1. A aplicação da prescrição intercorrente prevista no art. 1º, § 1º, da Lei 9.873/99 encontra limitações de natureza espacial (relações jurídicas havidas entre particulares e os entes sancionadores que componham a administração federal direta ou indireta, excluindo-se estados e municípios) e material (inaplicabilidade da regra às infrações de natureza funcional e aos processos e procedimentos de natureza tributária, conforme disposto no art. 5º da Lei 9.873/99).

2. O processo de constituição definitiva do crédito correspondente à sanção por infração à legislação aduaneira segue o procedimento do Decreto 70.235/72, ou seja, faz-se conforme “os processos e procedimentos de natureza tributária” mencionados no art. 5º da Lei 9.873/99. Todavia, o rito estabelecido para a apuração ou constituição definitiva do crédito correspondente à sanção pelo descumprimento de uma norma de conduta é desimportante para a definição da natureza jurídica da norma descumprida.

3. É a natureza jurídica da norma de conduta violada o critério legal que deve ser observado para dizer se tal ou qual infração à lei deve ou não obediência aos ditames da Lei 9.873/99, e não o procedimento que tenha sido escolhido pelo legislador para se promover a apuração ou constituição definitiva do crédito correspondente à sanção pela infração praticada. O procedimento, seja ele qual for, não tem aptidão para alterar a natureza das coisas, de modo que as infrações de normas de natureza administrativa não se convertem em infrações tributárias apenas pelo fato de o legislador ter estabelecido, por opção política, que aquelas serão apuradas segundo processo ou procedimento ordinariamente aplicado para estas.
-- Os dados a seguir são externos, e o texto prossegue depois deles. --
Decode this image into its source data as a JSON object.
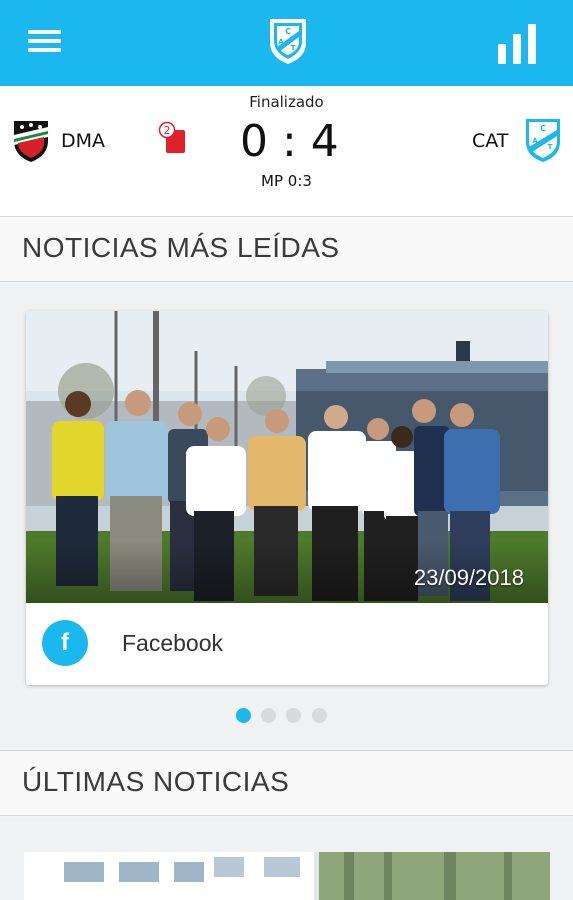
{
  "appbar": {
    "menu_icon": "hamburger-menu-icon",
    "logo_icon": "club-crest-icon",
    "stats_icon": "bar-chart-icon"
  },
  "match": {
    "status": "Finalizado",
    "home_team": "DMA",
    "away_team": "CAT",
    "red_cards_home": "2",
    "score": "0 : 4",
    "aggregate": "MP 0:3"
  },
  "sections": {
    "most_read": "NOTICIAS MÁS LEÍDAS",
    "latest": "ÚLTIMAS NOTICIAS"
  },
  "featured": {
    "date": "23/09/2018",
    "source_icon": "facebook-icon",
    "source_letter": "f",
    "source_name": "Facebook"
  },
  "carousel": {
    "page_count": 4,
    "active_index": 0
  },
  "colors": {
    "accent": "#1ab8ee",
    "red_card": "#e0202a"
  }
}
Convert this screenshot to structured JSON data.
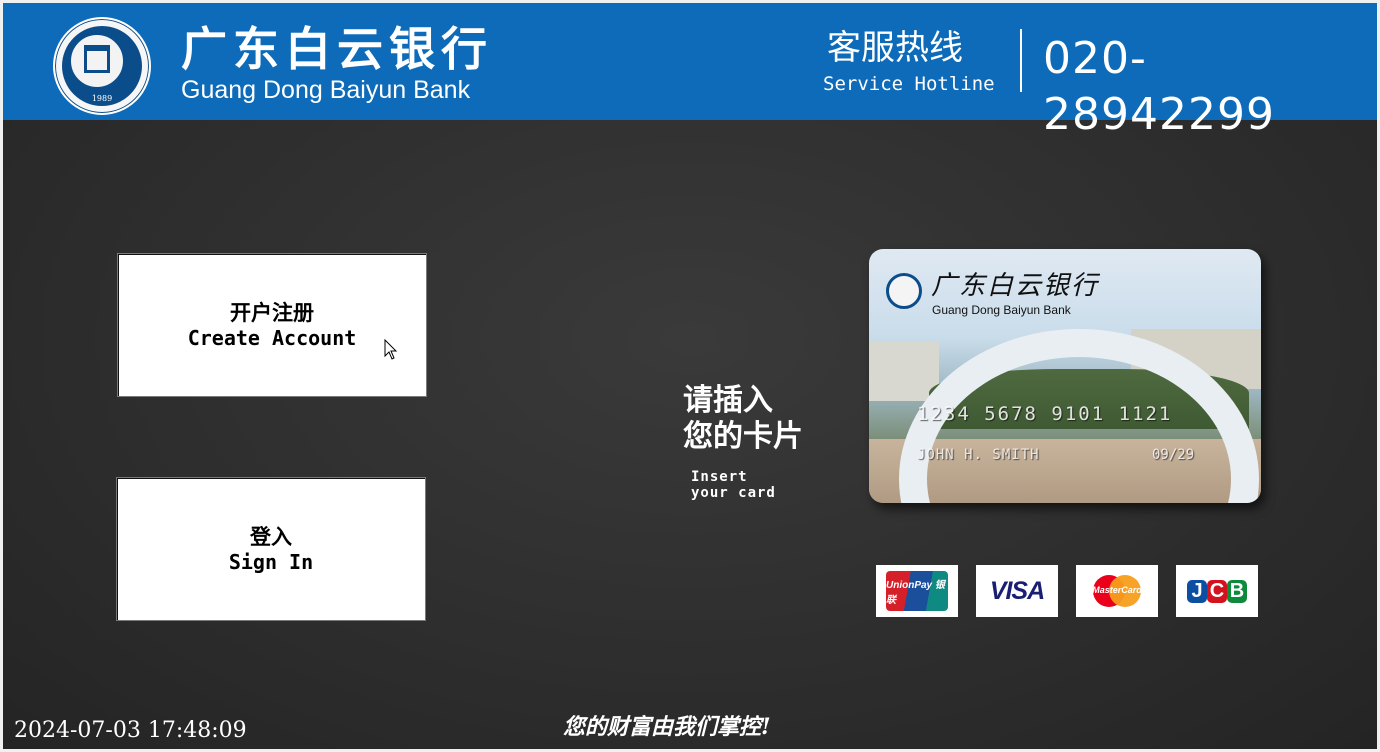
{
  "header": {
    "bank_name_cn": "广东白云银行",
    "bank_name_en": "Guang Dong Baiyun Bank",
    "logo": {
      "icon": "university-seal-icon",
      "year": "1989"
    },
    "hotline_label_cn": "客服热线",
    "hotline_label_en": "Service Hotline",
    "hotline_number": "020-28942299",
    "background_color": "#0d6bb9"
  },
  "actions": {
    "create_account": {
      "label_cn": "开户注册",
      "label_en": "Create Account"
    },
    "sign_in": {
      "label_cn": "登入",
      "label_en": "Sign In"
    }
  },
  "insert_card": {
    "prompt_cn_line1": "请插入",
    "prompt_cn_line2": "您的卡片",
    "prompt_en_line1": "Insert",
    "prompt_en_line2": "your card"
  },
  "card": {
    "bank_name_cn": "广东白云银行",
    "bank_name_en": "Guang Dong Baiyun Bank",
    "number": "1234  5678  9101  1121",
    "holder": "JOHN  H.  SMITH",
    "expiry": "09/29"
  },
  "payment_networks": [
    {
      "name": "UnionPay",
      "label": "UnionPay 银联"
    },
    {
      "name": "VISA",
      "label": "VISA"
    },
    {
      "name": "MasterCard",
      "label": "MasterCard"
    },
    {
      "name": "JCB",
      "label": "JCB"
    }
  ],
  "footer": {
    "datetime": "2024-07-03 17:48:09",
    "slogan": "您的财富由我们掌控!"
  }
}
4. Este Tribunal Superior possui sedimentada jurisprudência a reconhecer que nos processos administrativos fiscais instaurados para a constituição definitiva de créditos tributários, é a ausência de previsão normativa específica acerca da prescrição intercorrente a razão determinante para se impedir o reconhecimento da extinção do crédito por eventual demora no encerramento do contencioso fiscal, valendo a regra de suspensão da exigibilidade do art. 151, III, do CTN para inibir a fluência do prazo de prescrição da pretensão executória do art. 174 do mesmo diploma Nesse particular aspecto, o regime jurídico dos créditos “não tributários” é absolutamente distinto, haja vista que, para tais créditos, temos justamente a previsão normativa específica do art. 1º, § 1º, da Lei 9.873/99 a instituir prazo para o desfecho do processo administrativo, sob pena de extinção do crédito controvertido por prescrição intercorrente.

5. Em se tratando de infração à legislação aduaneira, a natureza jurídica do crédito correspondente à sanção pela violação da norma será de direito administrativo se a norma infringida visa primordialmente ao controle do trânsito internacional de mercadorias ou à regularidade do serviço aduaneiro, ainda que, reflexamente, possa colaborar para a fiscalização do recolhimento dos tributos incidentes sobre a operação. Não incidirá o art. 1º, § 1º, da Lei 9.873/99 apenas se a obrigação descumprida, conquanto inserida em ambiente aduaneiro, destinava-se direta e imediatamente à arrecadação ou à fiscalização dos tributos incidentes sobre o negócio jurídico realizado. Precedente sobre a matéria: REsp n. 1.999.532/RJ, relatora Ministra Regina Helena Costa, Primeira Turma, julgado em 9/5/2023, DJe de 15/5/2023.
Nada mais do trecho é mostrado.